Many of my friends and colleagues have told me such changes must be made to keep ABC stores viable. If they aren’t profitable, then they can’t survive, so they say. In response, I draw attention to something spoken by the wisest person who ever lived. Jesus said that no man could serve two masters; either he will hate one and love the other. ABC cannot serve two masters. An ABC store is about control, or it has the potential to become just like any other private store based on profit. Privatization of liquor sales would be a disaster for public health and safety in North Carolina.
Thank you, Mr. Chairman, and members of the Commission. I appreciate your time this morning. May God bless you and may God bless the great state of North Carolina.

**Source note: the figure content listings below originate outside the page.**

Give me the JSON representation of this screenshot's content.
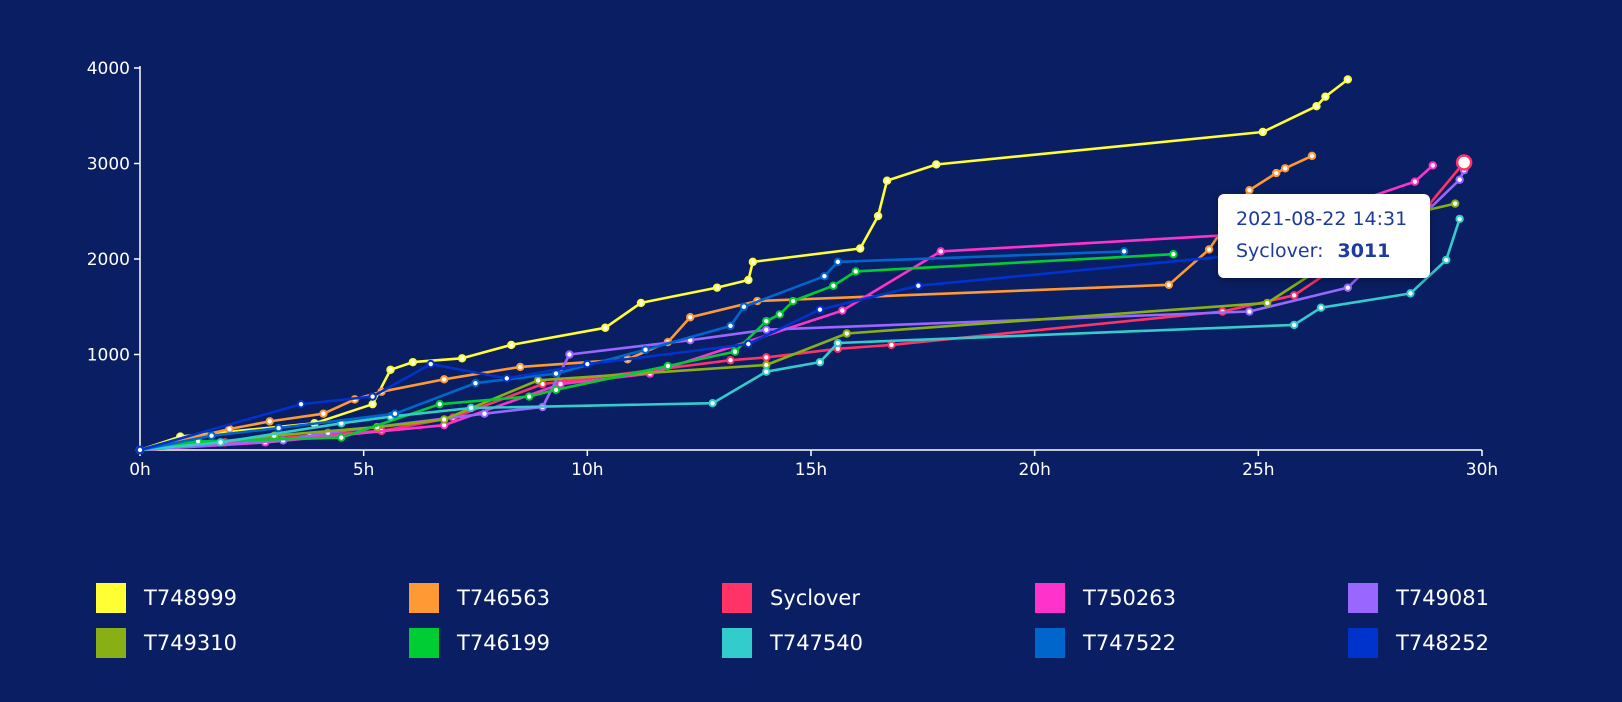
{
  "chart_data": {
    "type": "line",
    "title": "",
    "xlabel": "",
    "ylabel": "",
    "x_ticks": [
      "0h",
      "5h",
      "10h",
      "15h",
      "20h",
      "25h",
      "30h"
    ],
    "y_ticks": [
      "4000",
      "3000",
      "2000",
      "1000"
    ],
    "xlim": [
      0,
      30
    ],
    "ylim": [
      0,
      4000
    ],
    "series": [
      {
        "name": "T748999",
        "color": "#ffff33",
        "points": [
          [
            0,
            0
          ],
          [
            0.9,
            140
          ],
          [
            3.9,
            280
          ],
          [
            5.2,
            480
          ],
          [
            5.6,
            840
          ],
          [
            6.1,
            920
          ],
          [
            7.2,
            960
          ],
          [
            8.3,
            1100
          ],
          [
            10.4,
            1280
          ],
          [
            11.2,
            1540
          ],
          [
            12.9,
            1700
          ],
          [
            13.6,
            1780
          ],
          [
            13.7,
            1970
          ],
          [
            16.1,
            2110
          ],
          [
            16.5,
            2450
          ],
          [
            16.7,
            2820
          ],
          [
            17.8,
            2990
          ],
          [
            25.1,
            3330
          ],
          [
            26.3,
            3600
          ],
          [
            26.5,
            3700
          ],
          [
            27.0,
            3880
          ]
        ]
      },
      {
        "name": "T746563",
        "color": "#ff9933",
        "points": [
          [
            0,
            0
          ],
          [
            2.0,
            220
          ],
          [
            2.9,
            300
          ],
          [
            4.1,
            380
          ],
          [
            4.8,
            530
          ],
          [
            5.4,
            610
          ],
          [
            6.8,
            740
          ],
          [
            8.5,
            870
          ],
          [
            10.9,
            950
          ],
          [
            11.8,
            1130
          ],
          [
            12.3,
            1390
          ],
          [
            13.8,
            1560
          ],
          [
            23.0,
            1730
          ],
          [
            23.9,
            2100
          ],
          [
            24.8,
            2720
          ],
          [
            25.4,
            2900
          ],
          [
            25.6,
            2950
          ],
          [
            26.2,
            3080
          ]
        ]
      },
      {
        "name": "Syclover",
        "color": "#ff3366",
        "points": [
          [
            0,
            0
          ],
          [
            1.9,
            80
          ],
          [
            3.8,
            150
          ],
          [
            5.4,
            200
          ],
          [
            7.0,
            340
          ],
          [
            9.0,
            690
          ],
          [
            13.2,
            940
          ],
          [
            14.0,
            970
          ],
          [
            15.6,
            1060
          ],
          [
            16.8,
            1100
          ],
          [
            24.2,
            1450
          ],
          [
            25.8,
            1620
          ],
          [
            28.8,
            2560
          ],
          [
            29.6,
            3011
          ]
        ]
      },
      {
        "name": "T750263",
        "color": "#ff33cc",
        "points": [
          [
            0,
            0
          ],
          [
            2.8,
            80
          ],
          [
            6.8,
            260
          ],
          [
            9.4,
            690
          ],
          [
            11.4,
            800
          ],
          [
            15.7,
            1460
          ],
          [
            17.9,
            2080
          ],
          [
            25.1,
            2270
          ],
          [
            28.5,
            2810
          ],
          [
            28.9,
            2980
          ]
        ]
      },
      {
        "name": "T749081",
        "color": "#9966ff",
        "points": [
          [
            0,
            0
          ],
          [
            3.2,
            100
          ],
          [
            4.2,
            180
          ],
          [
            7.7,
            380
          ],
          [
            9.0,
            450
          ],
          [
            9.6,
            1000
          ],
          [
            12.3,
            1150
          ],
          [
            14.0,
            1260
          ],
          [
            24.8,
            1450
          ],
          [
            27.0,
            1700
          ],
          [
            29.5,
            2830
          ],
          [
            29.6,
            2930
          ]
        ]
      },
      {
        "name": "T749310",
        "color": "#88b014",
        "points": [
          [
            0,
            0
          ],
          [
            3.0,
            150
          ],
          [
            5.3,
            240
          ],
          [
            6.8,
            320
          ],
          [
            8.9,
            730
          ],
          [
            14.0,
            890
          ],
          [
            15.8,
            1220
          ],
          [
            25.2,
            1540
          ],
          [
            28.2,
            2450
          ],
          [
            29.4,
            2580
          ]
        ]
      },
      {
        "name": "T746199",
        "color": "#00cc33",
        "points": [
          [
            0,
            0
          ],
          [
            1.3,
            90
          ],
          [
            4.5,
            130
          ],
          [
            6.7,
            480
          ],
          [
            8.7,
            560
          ],
          [
            9.3,
            630
          ],
          [
            11.8,
            880
          ],
          [
            13.3,
            1030
          ],
          [
            14.0,
            1350
          ],
          [
            14.3,
            1420
          ],
          [
            14.6,
            1560
          ],
          [
            15.5,
            1720
          ],
          [
            16.0,
            1870
          ],
          [
            23.1,
            2050
          ]
        ]
      },
      {
        "name": "T747540",
        "color": "#33cccc",
        "points": [
          [
            0,
            0
          ],
          [
            1.8,
            80
          ],
          [
            4.5,
            280
          ],
          [
            5.6,
            350
          ],
          [
            7.4,
            440
          ],
          [
            12.8,
            490
          ],
          [
            14.0,
            820
          ],
          [
            15.2,
            920
          ],
          [
            15.6,
            1120
          ],
          [
            25.8,
            1310
          ],
          [
            26.4,
            1490
          ],
          [
            28.4,
            1640
          ],
          [
            29.2,
            1990
          ],
          [
            29.5,
            2420
          ]
        ]
      },
      {
        "name": "T747522",
        "color": "#0066cc",
        "points": [
          [
            0,
            0
          ],
          [
            1.6,
            150
          ],
          [
            3.1,
            230
          ],
          [
            5.7,
            380
          ],
          [
            7.5,
            700
          ],
          [
            9.3,
            800
          ],
          [
            11.3,
            1050
          ],
          [
            13.2,
            1300
          ],
          [
            13.5,
            1500
          ],
          [
            15.3,
            1820
          ],
          [
            15.6,
            1970
          ],
          [
            22.0,
            2080
          ]
        ]
      },
      {
        "name": "T748252",
        "color": "#0033cc",
        "points": [
          [
            0,
            0
          ],
          [
            3.6,
            480
          ],
          [
            5.2,
            560
          ],
          [
            6.5,
            900
          ],
          [
            8.2,
            750
          ],
          [
            10.0,
            900
          ],
          [
            13.6,
            1110
          ],
          [
            15.2,
            1470
          ],
          [
            17.4,
            1720
          ],
          [
            25.0,
            2060
          ]
        ]
      }
    ],
    "tooltip": {
      "time": "2021-08-22 14:31",
      "series": "Syclover",
      "label": "Syclover:",
      "value": "3011"
    }
  }
}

Larry Etheridge from Elm City also spoke at the hearing on behalf of the Wilson County ABC Board. Etheridge had concerns about one section of the proposed rules which he said would negatively impact the fairness for all representatives of the spirits industry to participate in the tasting events. Because of Mr. Etheridge’s concerns, the Commission postponed taking any vote on the rules until his concerns could be thoroughly vetted in another meeting.
Chairman “Zander” Guy concluded the meeting with expressions of appreciation for everyone who participated. Guy humorously singled Rev. Creech out in his remarks and said that he especially appreciated his “eloquent” speech and felt as though he had been to church for the week.